Kit de Waal, born to an Irish mother and Caribbean father, was brought up among the Irish community of Birmingham in the ‘60's and ‘70's. Her debut novel, My Name Is Leon, was an international bestseller, shortlisted for the Costa First Novel Award, longlisted for the Desmond Elliott Prize and won the Kerry Group Irish Novel of the Year Award for 2017. Her second novel, The Trick to Time, was longlisted for the Women's Prize and her Young Adult novel, Becoming Dinah, was longlisted for the Carnegie CILIP Award 2020. She also crowdfunded and edited an anthology of working-class memoirs, Common People, which was published in 2018. Kit was named the FutureBook Person of the Year in 2019. Her latest publication, Supporting Cast, a collection of short stories, was published in 2020.
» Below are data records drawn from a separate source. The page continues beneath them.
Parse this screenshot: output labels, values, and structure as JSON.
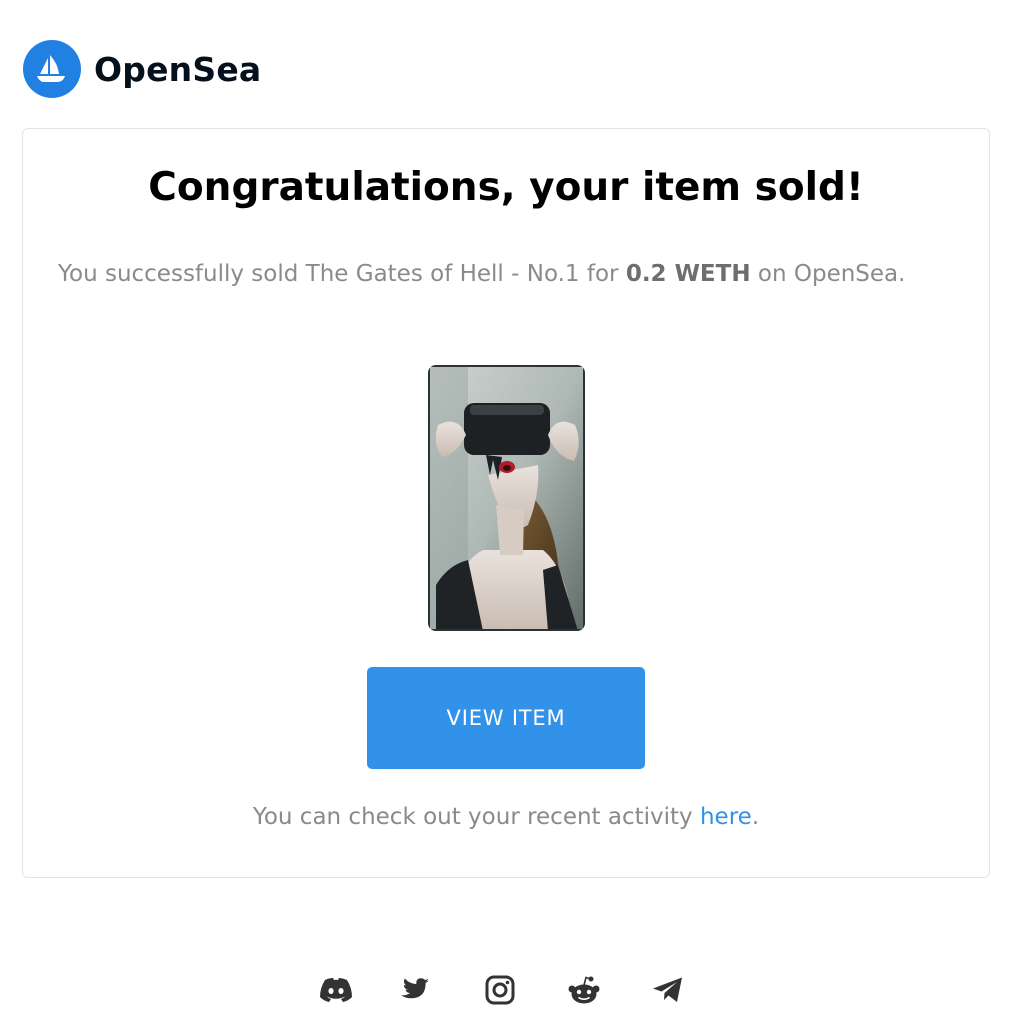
{
  "brand": {
    "name": "OpenSea",
    "accent_color": "#2081e2"
  },
  "card": {
    "title": "Congratulations, your item sold!",
    "message": {
      "prefix": "You successfully sold The Gates of Hell - No.1 for ",
      "price": "0.2 WETH",
      "suffix": " on OpenSea."
    },
    "item_image": "nft-artwork-vr-headset-portrait",
    "button_label": "VIEW ITEM",
    "button_color": "#3291e9",
    "activity": {
      "prefix": "You can check out your recent activity ",
      "link_label": "here",
      "suffix": "."
    }
  },
  "footer": {
    "social_icons": [
      "discord-icon",
      "twitter-icon",
      "instagram-icon",
      "reddit-icon",
      "telegram-icon"
    ]
  }
}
Jack Underwood is a poet, writer and critic. His debut collection of poems, Happiness, was published by Faber in 2015 and won the Somerset Maugham Award. He is the recipient of an Eric Gregory Award and a draft of Not Even This was shortlisted for the Arts Foundation's award for Creative Non-fiction in 2017. His work has appeared in The Poetry Review, Poetry London, Five Dials, The New Statesman, the Observer, TLS, Poetry, The White Review and Tate etc., as well as internationally and in translation. He is a Senior Lecturer in English and Creative Writing at Goldsmiths College.
Alex Wheatle MBE is a YA novelist, poet and playwright. Alex’s first novel, Brixton Rock, was published to critical acclaim in 1999. Five more novels, East of Acre Lane, The Seven Sisters, Island Songs, Checkers and The Dirty South followed, all highly praised. He is Creative Writing Lecturer in Children & Young Adult fiction at Manchester Metropolitan University. Alex was awarded an MBE for services to literature in 2008. Alex's life story featured in Alex Wheatle, the fourth BBC film in the Steve McQueen anthology Small Axe.
Unfortunately, Salena Godden will no longer be chairing this event due to a scheduling issue.